長期安全性をみる固定長期適合率の平均は83.6%と、流動比率同様に望ましい数値としている95%以下となっているものの、前述のような支援策による長期借入金の増加もその要因と考えられます。
自己資本(資本金・法定準備金・剰余金の計)が総資本(=総資産)に対して占める割合を示す自己資本比率は9.1%となっています。日旅協全国平均の6.4%は上回っていますが、前年調査に続き低下傾向にあります。借入金の増加や収支マイナスがみられたことで圧迫されているといえます。
(2)活 動 性
投下した総資本に対してどれだけの売上高を上げられたかをみる、総資本対売上高回転率の平均は0.50回転でした。

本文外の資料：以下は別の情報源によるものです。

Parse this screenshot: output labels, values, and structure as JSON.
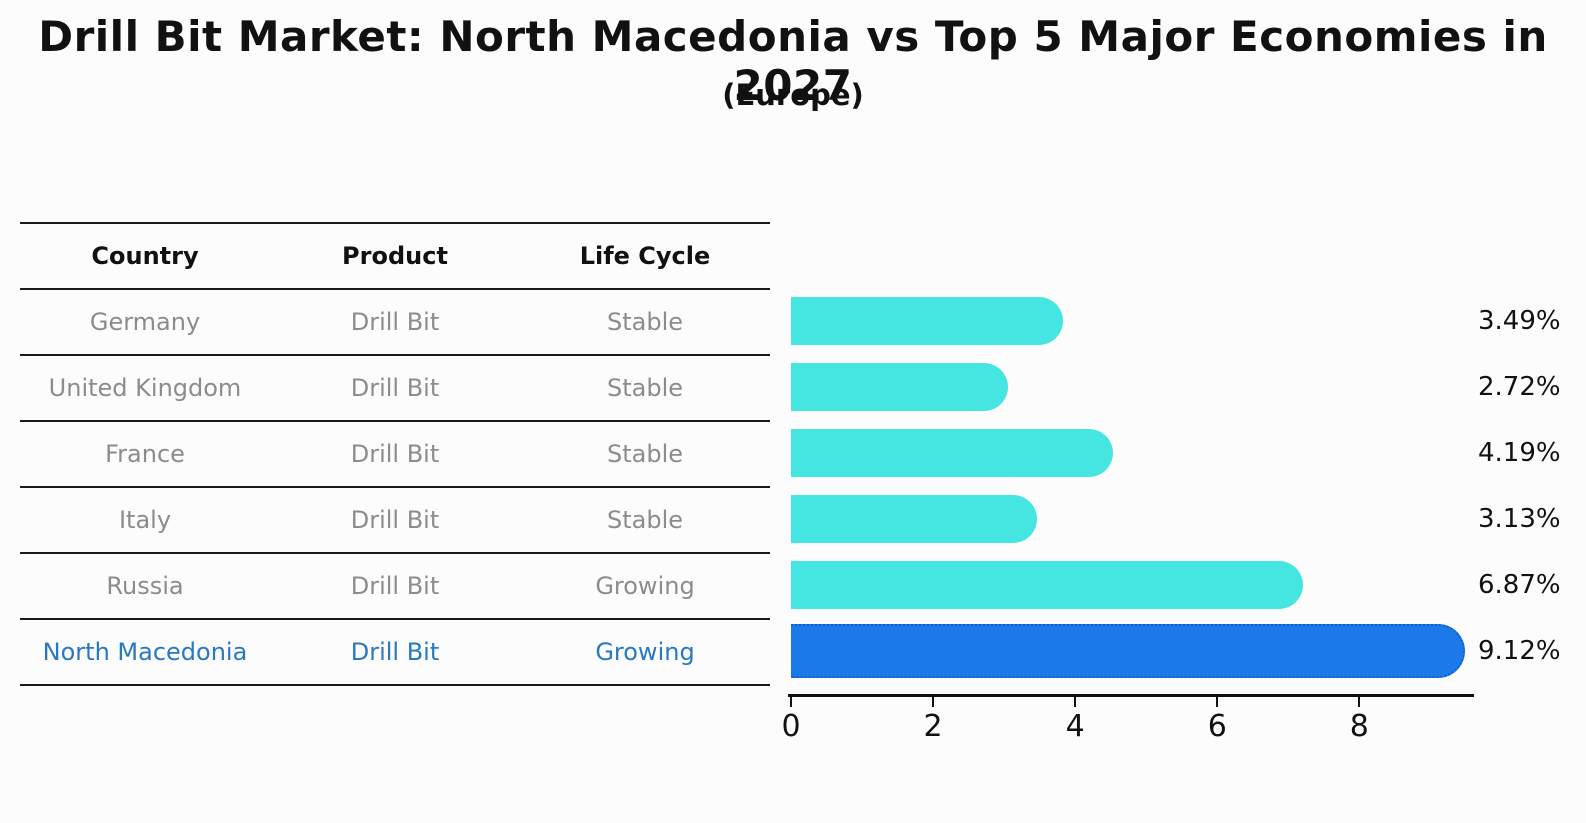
{
  "header": {
    "title": "Drill Bit Market: North Macedonia vs Top 5 Major Economies in 2027",
    "subtitle": "(Europe)"
  },
  "table": {
    "columns": [
      "Country",
      "Product",
      "Life Cycle"
    ],
    "rows": [
      {
        "country": "Germany",
        "product": "Drill Bit",
        "life_cycle": "Stable",
        "highlight": false
      },
      {
        "country": "United Kingdom",
        "product": "Drill Bit",
        "life_cycle": "Stable",
        "highlight": false
      },
      {
        "country": "France",
        "product": "Drill Bit",
        "life_cycle": "Stable",
        "highlight": false
      },
      {
        "country": "Italy",
        "product": "Drill Bit",
        "life_cycle": "Stable",
        "highlight": false
      },
      {
        "country": "Russia",
        "product": "Drill Bit",
        "life_cycle": "Growing",
        "highlight": false
      },
      {
        "country": "North Macedonia",
        "product": "Drill Bit",
        "life_cycle": "Growing",
        "highlight": true
      }
    ]
  },
  "chart_data": {
    "type": "bar",
    "orientation": "horizontal",
    "title": "Drill Bit Market: North Macedonia vs Top 5 Major Economies in 2027",
    "subtitle": "(Europe)",
    "categories": [
      "Germany",
      "United Kingdom",
      "France",
      "Italy",
      "Russia",
      "North Macedonia"
    ],
    "values": [
      3.49,
      2.72,
      4.19,
      3.13,
      6.87,
      9.12
    ],
    "value_labels": [
      "3.49%",
      "2.72%",
      "4.19%",
      "3.13%",
      "6.87%",
      "9.12%"
    ],
    "highlight_index": 5,
    "xlim": [
      0,
      9.6
    ],
    "x_ticks": [
      0,
      2,
      4,
      6,
      8
    ],
    "grid": false,
    "legend": "none",
    "bar_color": "#45E6E2",
    "highlight_bar_color": "#1B7AE8",
    "highlight_bar_border": "#0f5fd0"
  },
  "colors": {
    "text": "#111111",
    "muted_text": "#8c8c8c",
    "highlight_text": "#2878C2",
    "table_line": "#1a1a1a",
    "background": "#fcfcfc"
  }
}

総資本に対してどれだけの経常利益を確保できたかを示す、総資本対経常利益率(企業の業績評価の重要ポイントともいわれます。)は今回の調査ではマイナス1.42%という結果でした。
(3)借入金適正度
借入金(長期借入金+短期借入金)に対して、売上高がどの程度あるかをみる借入金対売上高回転率は0.79回転と1回転を下回りました。
借入金対償却前営業利益率は、利息支払・元金返済の原資となる償却前営業利益が、借入金に対してどの程度あるかを示す数値です。
今回調査では、マイナス2.01%でした。